Administrators are the only users of the TOE and are forced to identify and authenticate themselves by the TOE before they are allowed to invoke any administrator commands. Note that the TOE includes the console port. However, the actual console used is not part of the TOE but is part of the environment. The Security Target includes an assumption that a VT-100 terminal or any device that can emulate a VT-100 terminal is required for use as a locally connected console.

Security Management is provided through the Administrator Interface. This interface allows an administrator (when properly identified and authenticated) to configure the NetScreen device. Therefore, the security management functions are not available to non-administrative users.

The security functions of the TOE are protected by the administrative interface being a separate interface that is not connected to the network and, therefore, not susceptible to many of the general threats on the network such as sniffing packets or attempts to log into a public administrative interface.

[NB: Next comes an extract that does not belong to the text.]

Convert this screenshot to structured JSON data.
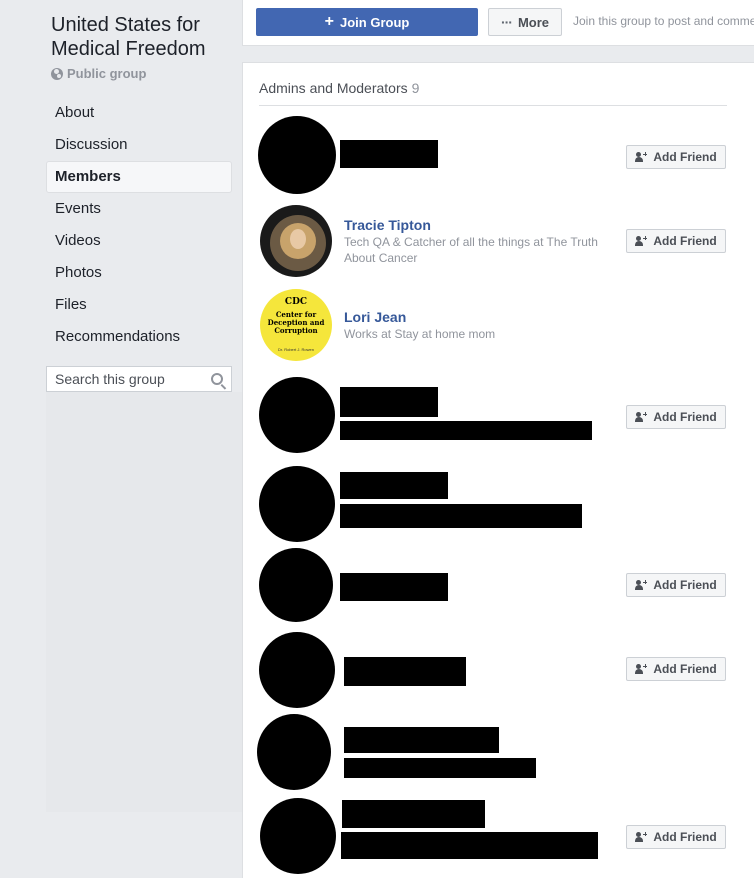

The administrative commands are limited to the console port, in the evaluation configuration, and the console port does not pass network traffic. Additionally, the TOE includes a system clock that can only be set and modified by the administrator, providing reliable timestamps for audit information.

SECURITY EVALUATION SUMMARY

The evaluation was carried out in accordance with the Common Criteria Evaluation and Validation Scheme (CCEVS) process and scheme. The evaluation demonstrated that the NetScreen appliances meet the security requirements contained in the “NetScreen Appliance Security Target: EAL4”. The criteria against which the NetScreen appliances was judged are described in the Common Criteria for Information Technology Security Evaluation, Version 2.1 and National and International Interpretations effective on November 20, 2002. The evaluation methodology used by the evaluation team to conduct the evaluation is the Common Methodology for Information Technology Security Evaluation, Version 1.0. Science Application International Corporation (SAIC) determined that the evaluation assurance level (EAL) for the NetScreen appliances TOE is EAL4. The TOE, configured as specified in the installation guide, satisfies all of the security functional requirements stated in the Security Target. Two validators on behalf of the CCEVS Validation Body monitored the evaluation carried out by SAIC. The evaluation was completed in June 2003. Results of the evaluation can be found in the Common Criteria Evaluation and Validation Scheme Validation Report for NetScreen Appliances prepared by CCEVS.

ENVIRONMENTAL STRENGTHS

The NetScreen appliance is a commercial network product that provides identification and authentication, information flow control, and audit. NetScreen appliances provide a level of protection that is appropriate for IT environments that require that information flows be controlled and restricted among network nodes where the NetScreen appliance components can be appropriately protected from physical attacks.